Sunday, April 13, 2014

Holy Week at St. Pat's - 1890

Interior, St Patrick Church, c. 1900
Included in the parish archives are a few issues of a small magazine printed monthly by the parish called The Calendar. It gives interesting insight to the workings of the community and the way people worshipped at the turn of the century. Reading through the journal reminds one how little and how much things have changed in the last century.
The April 1900 issue focused on the rites and rituals of Holy Week. It was assumed every adult would show up for each of the liturgies. It began with the procession of palms around the church on Palm Sunday, continued with daily Mass and Tenebrae on Monday, Tuesday, and Wednesday, and the Triddum of Holy Thursday, Good Friday, and Holy Saturday services. If one attended each of the expected liturgies it could amount to 10 or more hours in church. A special note was made to the male parishioners. The parish priests had addressed certain male congregants about not fully participating in the ceremonies. They often stood down the back of the church or even outside the doors. The writer advised that males show follow the good example of the women by being more active participants. He continued that men should be taking the leadership role here and to not allow the women to outdo the men in piety. Warning was also given to some of the faithful who were arriving late and leaving early. Their comings and goings had been duly noted by the priests.
The Catholic bookstores were well stocked with small prayer books that contained all the prayers for each of the services. The price was a mere 50 cents and each parishioner was encouraged to bring his/her copy to church each day. Parishioners were also encouraged to bring their Protestant friends to services, but wait to answer their questions until later. The writer knew with certainty that many Protestants were just waiting for a personal invite to attend one of the services. It was the Catholic’s duty to remind their Protestant friends to keep silence and to forego answering questions until they are outside.
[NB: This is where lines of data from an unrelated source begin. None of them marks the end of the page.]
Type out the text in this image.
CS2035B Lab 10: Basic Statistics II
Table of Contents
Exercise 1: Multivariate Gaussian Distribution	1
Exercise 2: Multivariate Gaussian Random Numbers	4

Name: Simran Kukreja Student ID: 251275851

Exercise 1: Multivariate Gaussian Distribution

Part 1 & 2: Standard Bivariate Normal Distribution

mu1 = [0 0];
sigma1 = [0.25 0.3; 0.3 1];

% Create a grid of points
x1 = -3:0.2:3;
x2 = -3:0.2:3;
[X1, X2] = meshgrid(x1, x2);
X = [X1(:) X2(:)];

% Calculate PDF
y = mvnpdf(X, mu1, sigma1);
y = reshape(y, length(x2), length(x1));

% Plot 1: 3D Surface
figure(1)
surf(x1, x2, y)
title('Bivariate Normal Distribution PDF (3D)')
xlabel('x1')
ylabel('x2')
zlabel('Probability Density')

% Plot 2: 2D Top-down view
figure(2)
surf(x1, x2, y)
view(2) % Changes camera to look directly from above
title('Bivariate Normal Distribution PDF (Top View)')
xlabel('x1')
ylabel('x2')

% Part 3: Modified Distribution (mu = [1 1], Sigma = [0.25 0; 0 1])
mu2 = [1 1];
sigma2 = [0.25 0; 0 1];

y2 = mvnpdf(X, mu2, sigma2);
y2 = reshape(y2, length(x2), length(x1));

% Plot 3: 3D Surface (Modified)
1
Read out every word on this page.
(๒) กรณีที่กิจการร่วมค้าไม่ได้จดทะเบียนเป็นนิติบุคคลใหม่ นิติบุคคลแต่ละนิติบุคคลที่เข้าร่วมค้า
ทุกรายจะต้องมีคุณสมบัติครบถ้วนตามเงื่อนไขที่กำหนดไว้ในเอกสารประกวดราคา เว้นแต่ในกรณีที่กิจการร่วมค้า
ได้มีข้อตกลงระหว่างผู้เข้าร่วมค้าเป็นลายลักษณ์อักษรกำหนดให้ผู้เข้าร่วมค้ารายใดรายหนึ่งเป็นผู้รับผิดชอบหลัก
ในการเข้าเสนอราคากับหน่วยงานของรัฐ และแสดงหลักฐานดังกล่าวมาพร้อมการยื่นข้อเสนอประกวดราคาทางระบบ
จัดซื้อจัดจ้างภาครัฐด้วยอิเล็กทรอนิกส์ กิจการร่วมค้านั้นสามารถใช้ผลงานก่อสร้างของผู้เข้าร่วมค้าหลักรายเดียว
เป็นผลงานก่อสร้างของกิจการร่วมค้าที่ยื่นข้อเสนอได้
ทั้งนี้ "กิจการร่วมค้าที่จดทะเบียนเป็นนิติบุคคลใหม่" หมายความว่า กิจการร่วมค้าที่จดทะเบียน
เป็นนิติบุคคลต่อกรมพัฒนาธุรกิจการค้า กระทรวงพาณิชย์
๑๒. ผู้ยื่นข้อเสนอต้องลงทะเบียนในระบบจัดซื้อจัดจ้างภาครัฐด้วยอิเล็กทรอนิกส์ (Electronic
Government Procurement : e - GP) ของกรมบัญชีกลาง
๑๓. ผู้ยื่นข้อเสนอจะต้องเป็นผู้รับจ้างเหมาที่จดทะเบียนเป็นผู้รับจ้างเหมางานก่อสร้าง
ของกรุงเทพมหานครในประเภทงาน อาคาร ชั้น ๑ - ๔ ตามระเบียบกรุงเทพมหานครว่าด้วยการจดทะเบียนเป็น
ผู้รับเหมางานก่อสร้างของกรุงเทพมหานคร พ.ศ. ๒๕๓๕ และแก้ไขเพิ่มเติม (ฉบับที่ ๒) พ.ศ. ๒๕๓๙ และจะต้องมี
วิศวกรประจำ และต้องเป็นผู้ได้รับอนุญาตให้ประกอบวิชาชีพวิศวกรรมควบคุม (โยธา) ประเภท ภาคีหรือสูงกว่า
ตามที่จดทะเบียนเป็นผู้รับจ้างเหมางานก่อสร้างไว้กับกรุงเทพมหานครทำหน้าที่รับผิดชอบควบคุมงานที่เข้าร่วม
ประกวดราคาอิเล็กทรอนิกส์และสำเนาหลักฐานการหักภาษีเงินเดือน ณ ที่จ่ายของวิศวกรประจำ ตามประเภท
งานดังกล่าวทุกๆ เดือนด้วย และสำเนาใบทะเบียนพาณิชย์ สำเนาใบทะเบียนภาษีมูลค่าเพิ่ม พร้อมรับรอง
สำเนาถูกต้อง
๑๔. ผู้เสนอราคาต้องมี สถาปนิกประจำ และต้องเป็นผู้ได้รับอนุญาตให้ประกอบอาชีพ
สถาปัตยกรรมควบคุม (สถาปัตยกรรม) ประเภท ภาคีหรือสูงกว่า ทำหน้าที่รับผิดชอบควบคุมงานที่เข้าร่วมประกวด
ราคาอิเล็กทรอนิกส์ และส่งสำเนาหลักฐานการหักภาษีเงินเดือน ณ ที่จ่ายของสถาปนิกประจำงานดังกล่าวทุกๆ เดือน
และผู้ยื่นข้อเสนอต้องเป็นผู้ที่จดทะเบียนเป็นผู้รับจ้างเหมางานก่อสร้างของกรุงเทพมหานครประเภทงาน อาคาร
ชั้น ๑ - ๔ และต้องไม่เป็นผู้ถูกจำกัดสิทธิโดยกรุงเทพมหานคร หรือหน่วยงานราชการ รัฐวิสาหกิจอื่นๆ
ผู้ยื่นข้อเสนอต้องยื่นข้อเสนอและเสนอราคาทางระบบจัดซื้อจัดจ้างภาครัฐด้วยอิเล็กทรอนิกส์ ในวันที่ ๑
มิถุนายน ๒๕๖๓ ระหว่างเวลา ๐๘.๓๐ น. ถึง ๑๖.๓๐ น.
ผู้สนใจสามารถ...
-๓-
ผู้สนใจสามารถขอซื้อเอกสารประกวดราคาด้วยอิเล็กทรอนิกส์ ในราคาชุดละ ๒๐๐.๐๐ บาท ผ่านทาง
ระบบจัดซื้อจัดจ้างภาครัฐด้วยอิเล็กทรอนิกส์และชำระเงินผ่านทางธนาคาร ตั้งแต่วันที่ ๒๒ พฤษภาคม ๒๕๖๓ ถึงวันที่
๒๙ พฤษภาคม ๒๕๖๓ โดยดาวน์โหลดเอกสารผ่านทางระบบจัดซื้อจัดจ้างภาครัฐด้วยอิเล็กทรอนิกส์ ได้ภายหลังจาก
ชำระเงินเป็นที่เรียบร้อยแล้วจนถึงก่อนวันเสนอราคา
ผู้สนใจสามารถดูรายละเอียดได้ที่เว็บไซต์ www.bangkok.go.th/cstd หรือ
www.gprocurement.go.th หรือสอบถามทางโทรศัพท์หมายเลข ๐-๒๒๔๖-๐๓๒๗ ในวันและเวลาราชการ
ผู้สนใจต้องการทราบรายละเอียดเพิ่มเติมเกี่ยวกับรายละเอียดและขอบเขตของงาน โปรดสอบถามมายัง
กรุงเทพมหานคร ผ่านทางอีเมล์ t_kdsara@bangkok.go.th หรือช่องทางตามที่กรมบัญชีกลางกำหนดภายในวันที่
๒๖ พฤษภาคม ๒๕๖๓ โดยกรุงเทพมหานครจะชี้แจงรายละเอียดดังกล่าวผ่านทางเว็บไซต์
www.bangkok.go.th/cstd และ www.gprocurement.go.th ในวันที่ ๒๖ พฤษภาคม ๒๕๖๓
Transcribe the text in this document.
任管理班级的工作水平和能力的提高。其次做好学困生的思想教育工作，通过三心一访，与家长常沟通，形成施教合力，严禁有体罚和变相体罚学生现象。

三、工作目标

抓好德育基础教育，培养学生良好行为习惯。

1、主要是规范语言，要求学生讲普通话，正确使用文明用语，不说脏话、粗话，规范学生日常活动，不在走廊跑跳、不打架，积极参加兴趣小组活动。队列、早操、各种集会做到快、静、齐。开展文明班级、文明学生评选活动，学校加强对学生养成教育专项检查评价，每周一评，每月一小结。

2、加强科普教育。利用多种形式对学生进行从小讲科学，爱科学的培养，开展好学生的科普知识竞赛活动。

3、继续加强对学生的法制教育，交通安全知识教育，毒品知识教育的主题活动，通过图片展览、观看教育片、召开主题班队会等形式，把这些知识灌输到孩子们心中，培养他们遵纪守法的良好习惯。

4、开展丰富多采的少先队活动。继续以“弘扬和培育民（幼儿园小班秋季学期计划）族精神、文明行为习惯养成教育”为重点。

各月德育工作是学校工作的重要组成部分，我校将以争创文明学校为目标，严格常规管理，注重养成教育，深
The tradition of visiting 7 churches on Holy Thursday was expected of Catholics. Each church would decorate an altar of repose where the Blessed Sacrament would remain overnight. Men from the Holy Name Society would keep vigil until dawn when the Good Friday prayers would begin. It became an unspoken tradition that each church would try to outdo the other with a bit of extravagance. The faithful were reminded when visiting not to just look at the flowers and candles, but remember that this was an opportunity for prayer. The writer also noted that some had begun taking carriages form church to church and that walking was the preferred way of traveling on such a sacred night. And not to forget that visitors should always approach the altar on 2 knees on such an occasion.
A last entry reminded parishioners that they were honored to have a piece of the True Cross imbedded in the altar stone of the main altar. It was an honor not given to many churches and was installed with other relics when the altar was dedicated in 1854. Its presence made being at St Patrick’s during the Triduum take on a special meaning. (Note: the altar of which the writer speaks is the altar presently located in the lower church. It once was in the upper church, but relocated after the fire of 1904.)